Влюбленная парочка целовалась и целовалась, прислонясь к железным бочкам с керосином… Возница-узбек осерчал почему-то на лошадей, стал их понукать, стегать кнутом. И бедные лошадки вынуждены были прибавить шагу. Хотя дорога как раз потянулась вверх, в гору…
Первое мая 1942.
Мы отправились на праздник к отцу, матери и сестренкам в «Сталин — 3». Шли двадцать с лишним километров пешком. Я, Ольга и с нами молодая учительница русского языка в деревенской школе осетинка Ангелина Дзагаева.
Жара уже стояла такая, как в наших краях в знойные летние дни. Хлеба на полях хорошо поднялись, шуршали острыми коронами колосьев. Зелень цветущих трав начинала кое-где переходить в желтизну. Мы пустились в путь на рассвете около четырех и для того, чтобы часть дороги проделать в прохладе, и для того, чтобы пораньше оказаться на месте.
Ангелина Дзагаева только в прошлом году окончила в Ташкенте педагогический институт. У нее угольно-черные волосы, полные губы, ямочки на пухлых щеках. Она, пожалуй, красивая и очень застенчивая. Ее лицо начинает пылать жарким румянцем не только при первом обращенном к ней слове, но даже при ничего не выражающем взгляде на нее. Все четыре года в институте — рассказывала она мне после, когда мы стали друзьями, — Ангелина чуралась общества молодых людей. В голове у нее было одно — хорошо учиться. Теперь здесь, в кишлаке, молодых людей нет. Все на фронте. Одни только старики. А те несколько местных парней, которые еще здесь остались, ее не волнуют: ни богу свечка ни черту кочерга. Мне пришло в голову, что пунцовое пламя так часто проступает на ее лице не столько от застенчивости, сколько от накала страстей. Ольга с Ангелиной тесно сошлись, стали будто сестры, и простодушная Ольга ни разу не заподозрила, что Ангелина больше дружит или хочет дружить со мной, а не с ней.
Я это отмечаю между прочим, чтобы не распространяться на эту тему потом и, понятно, не для того, чтобы признаться, упаси господь, в каком-либо грехе. Просто так. К слову пришлось.
Колхоз «Сталин — 3» издали не был похож на обжитое место. Желтые глиняные кибитки, громоздящиеся друг над другом плоские крыши — скорее, потолки, а не крыши; ни одной купки деревьев между кибитками; не слыхать ни собачьего лая, ни рева ослов, будто мы приближаемся к безлюдному брошенному кишлаку. Мне уже было известно, что узбеки обыкновенно только зимуют в кибитках. В начале весны, как только потеплеет, они перебираются со всем скарбом, с детьми и домочадцами в сады, в собственные виноградники куда-нибудь подальше, но другую сторону кишлака. Поэтому безлюдье меня не удивило. Возникшую перед глазами картину воспринял спокойно, как должное.

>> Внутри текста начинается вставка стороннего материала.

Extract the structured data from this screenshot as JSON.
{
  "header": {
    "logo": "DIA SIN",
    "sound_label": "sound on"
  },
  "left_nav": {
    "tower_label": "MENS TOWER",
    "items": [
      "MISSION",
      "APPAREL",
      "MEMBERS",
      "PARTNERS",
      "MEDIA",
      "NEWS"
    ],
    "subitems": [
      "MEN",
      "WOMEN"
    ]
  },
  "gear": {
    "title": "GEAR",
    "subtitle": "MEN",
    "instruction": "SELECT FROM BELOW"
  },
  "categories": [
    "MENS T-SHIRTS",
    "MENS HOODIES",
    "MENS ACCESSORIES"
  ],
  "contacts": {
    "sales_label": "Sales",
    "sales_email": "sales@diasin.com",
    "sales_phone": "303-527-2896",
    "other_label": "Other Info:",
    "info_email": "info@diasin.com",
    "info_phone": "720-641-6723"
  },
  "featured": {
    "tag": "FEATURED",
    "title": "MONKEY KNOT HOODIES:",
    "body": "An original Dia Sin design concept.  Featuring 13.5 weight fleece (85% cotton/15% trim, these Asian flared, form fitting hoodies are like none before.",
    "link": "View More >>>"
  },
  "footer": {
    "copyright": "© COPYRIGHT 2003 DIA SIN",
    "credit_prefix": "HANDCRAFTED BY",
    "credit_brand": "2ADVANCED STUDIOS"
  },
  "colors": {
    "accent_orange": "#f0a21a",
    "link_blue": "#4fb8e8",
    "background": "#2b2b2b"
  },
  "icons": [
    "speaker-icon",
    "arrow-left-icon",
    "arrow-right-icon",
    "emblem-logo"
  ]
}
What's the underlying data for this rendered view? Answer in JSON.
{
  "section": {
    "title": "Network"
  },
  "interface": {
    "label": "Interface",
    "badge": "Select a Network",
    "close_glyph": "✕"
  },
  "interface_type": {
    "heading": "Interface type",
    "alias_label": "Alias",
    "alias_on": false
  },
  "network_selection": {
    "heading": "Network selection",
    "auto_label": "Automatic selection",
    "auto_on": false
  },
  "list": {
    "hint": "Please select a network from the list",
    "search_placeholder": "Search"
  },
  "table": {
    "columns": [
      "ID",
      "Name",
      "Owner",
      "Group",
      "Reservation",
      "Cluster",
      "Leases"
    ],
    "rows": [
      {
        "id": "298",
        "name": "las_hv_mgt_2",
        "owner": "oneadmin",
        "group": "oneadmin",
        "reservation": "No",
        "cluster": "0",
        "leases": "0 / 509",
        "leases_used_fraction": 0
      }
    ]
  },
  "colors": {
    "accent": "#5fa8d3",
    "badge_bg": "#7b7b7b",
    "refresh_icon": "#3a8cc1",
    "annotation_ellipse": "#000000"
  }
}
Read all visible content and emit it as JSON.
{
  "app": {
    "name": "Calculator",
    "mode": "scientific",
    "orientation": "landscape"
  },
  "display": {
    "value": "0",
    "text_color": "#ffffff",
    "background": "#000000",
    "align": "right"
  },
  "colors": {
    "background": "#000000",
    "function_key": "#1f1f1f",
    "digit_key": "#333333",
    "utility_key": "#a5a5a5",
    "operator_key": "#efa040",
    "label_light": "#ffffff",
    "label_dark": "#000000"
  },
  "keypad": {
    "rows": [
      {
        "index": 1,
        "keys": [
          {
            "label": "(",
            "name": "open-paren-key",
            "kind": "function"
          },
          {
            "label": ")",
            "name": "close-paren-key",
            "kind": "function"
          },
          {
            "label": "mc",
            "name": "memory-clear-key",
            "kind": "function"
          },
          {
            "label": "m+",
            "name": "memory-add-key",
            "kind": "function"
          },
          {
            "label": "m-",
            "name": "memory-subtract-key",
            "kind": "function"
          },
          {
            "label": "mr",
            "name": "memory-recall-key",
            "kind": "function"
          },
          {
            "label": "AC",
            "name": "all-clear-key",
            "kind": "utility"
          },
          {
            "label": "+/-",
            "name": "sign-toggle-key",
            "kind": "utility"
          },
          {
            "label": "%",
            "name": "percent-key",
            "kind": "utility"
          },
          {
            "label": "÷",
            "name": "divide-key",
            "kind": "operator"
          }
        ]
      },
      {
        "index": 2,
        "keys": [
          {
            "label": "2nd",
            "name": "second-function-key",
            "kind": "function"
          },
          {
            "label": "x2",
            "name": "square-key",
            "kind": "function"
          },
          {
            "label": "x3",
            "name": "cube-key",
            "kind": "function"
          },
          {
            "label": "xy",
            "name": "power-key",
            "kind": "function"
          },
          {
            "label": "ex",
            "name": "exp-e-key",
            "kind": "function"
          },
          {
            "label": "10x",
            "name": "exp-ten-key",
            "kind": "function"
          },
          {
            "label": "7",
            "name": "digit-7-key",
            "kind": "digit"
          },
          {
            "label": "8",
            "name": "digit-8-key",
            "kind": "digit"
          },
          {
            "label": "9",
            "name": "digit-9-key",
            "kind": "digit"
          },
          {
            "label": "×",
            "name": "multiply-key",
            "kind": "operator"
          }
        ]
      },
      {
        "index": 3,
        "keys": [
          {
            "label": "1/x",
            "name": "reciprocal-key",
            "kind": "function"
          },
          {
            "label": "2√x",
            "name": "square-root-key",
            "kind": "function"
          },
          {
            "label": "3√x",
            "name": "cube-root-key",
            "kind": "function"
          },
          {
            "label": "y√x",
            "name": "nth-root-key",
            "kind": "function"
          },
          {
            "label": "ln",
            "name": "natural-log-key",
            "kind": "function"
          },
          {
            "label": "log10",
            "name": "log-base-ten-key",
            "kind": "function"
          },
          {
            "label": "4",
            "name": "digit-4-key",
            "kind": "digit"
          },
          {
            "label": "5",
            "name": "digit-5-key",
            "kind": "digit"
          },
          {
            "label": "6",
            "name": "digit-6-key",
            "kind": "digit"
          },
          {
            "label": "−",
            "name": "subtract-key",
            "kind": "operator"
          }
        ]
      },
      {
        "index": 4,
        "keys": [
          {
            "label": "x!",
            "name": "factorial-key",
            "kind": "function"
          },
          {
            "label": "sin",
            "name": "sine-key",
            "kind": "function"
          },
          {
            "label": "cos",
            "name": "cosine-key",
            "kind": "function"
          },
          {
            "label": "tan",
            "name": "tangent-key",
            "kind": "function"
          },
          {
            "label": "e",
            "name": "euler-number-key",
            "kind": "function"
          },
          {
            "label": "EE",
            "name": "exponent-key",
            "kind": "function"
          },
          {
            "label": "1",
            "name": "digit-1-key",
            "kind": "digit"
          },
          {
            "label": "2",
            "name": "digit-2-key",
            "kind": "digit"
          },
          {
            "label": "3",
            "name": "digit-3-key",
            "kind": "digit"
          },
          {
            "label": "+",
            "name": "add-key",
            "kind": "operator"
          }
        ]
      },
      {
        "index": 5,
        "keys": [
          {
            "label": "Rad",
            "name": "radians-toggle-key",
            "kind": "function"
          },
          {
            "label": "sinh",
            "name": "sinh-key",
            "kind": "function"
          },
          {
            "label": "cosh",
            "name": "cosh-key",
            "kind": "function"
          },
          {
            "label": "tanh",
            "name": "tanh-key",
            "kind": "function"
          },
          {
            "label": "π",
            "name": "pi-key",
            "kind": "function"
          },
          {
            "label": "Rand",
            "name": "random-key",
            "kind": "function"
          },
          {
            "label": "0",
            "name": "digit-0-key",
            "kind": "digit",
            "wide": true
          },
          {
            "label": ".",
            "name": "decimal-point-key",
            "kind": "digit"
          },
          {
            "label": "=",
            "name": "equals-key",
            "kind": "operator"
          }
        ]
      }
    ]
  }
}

Отец бежал нам навстречу, он был так худ, что казалось, живот его присох к внутренностям. Отец, конечно, не бежал нам навстречу, а, вернее, ковылял, едва волоча ноги. Мама его обогнала, расцеловалась со мной, обняла со вздохом и поцеловала Ольгу. Ангелине для знакомства с прохладцей протянула кончики пальцев. Три сестренки мои — Зисл, Ханця и Ида выстроились в шеренгу, заглядывали, сияя, в наши лица, но где-то вокруг их носиков витала тень обиды на то, наверно, что мы столько месяцев не наведывались к ним, не интересовались их житьем-бытьем.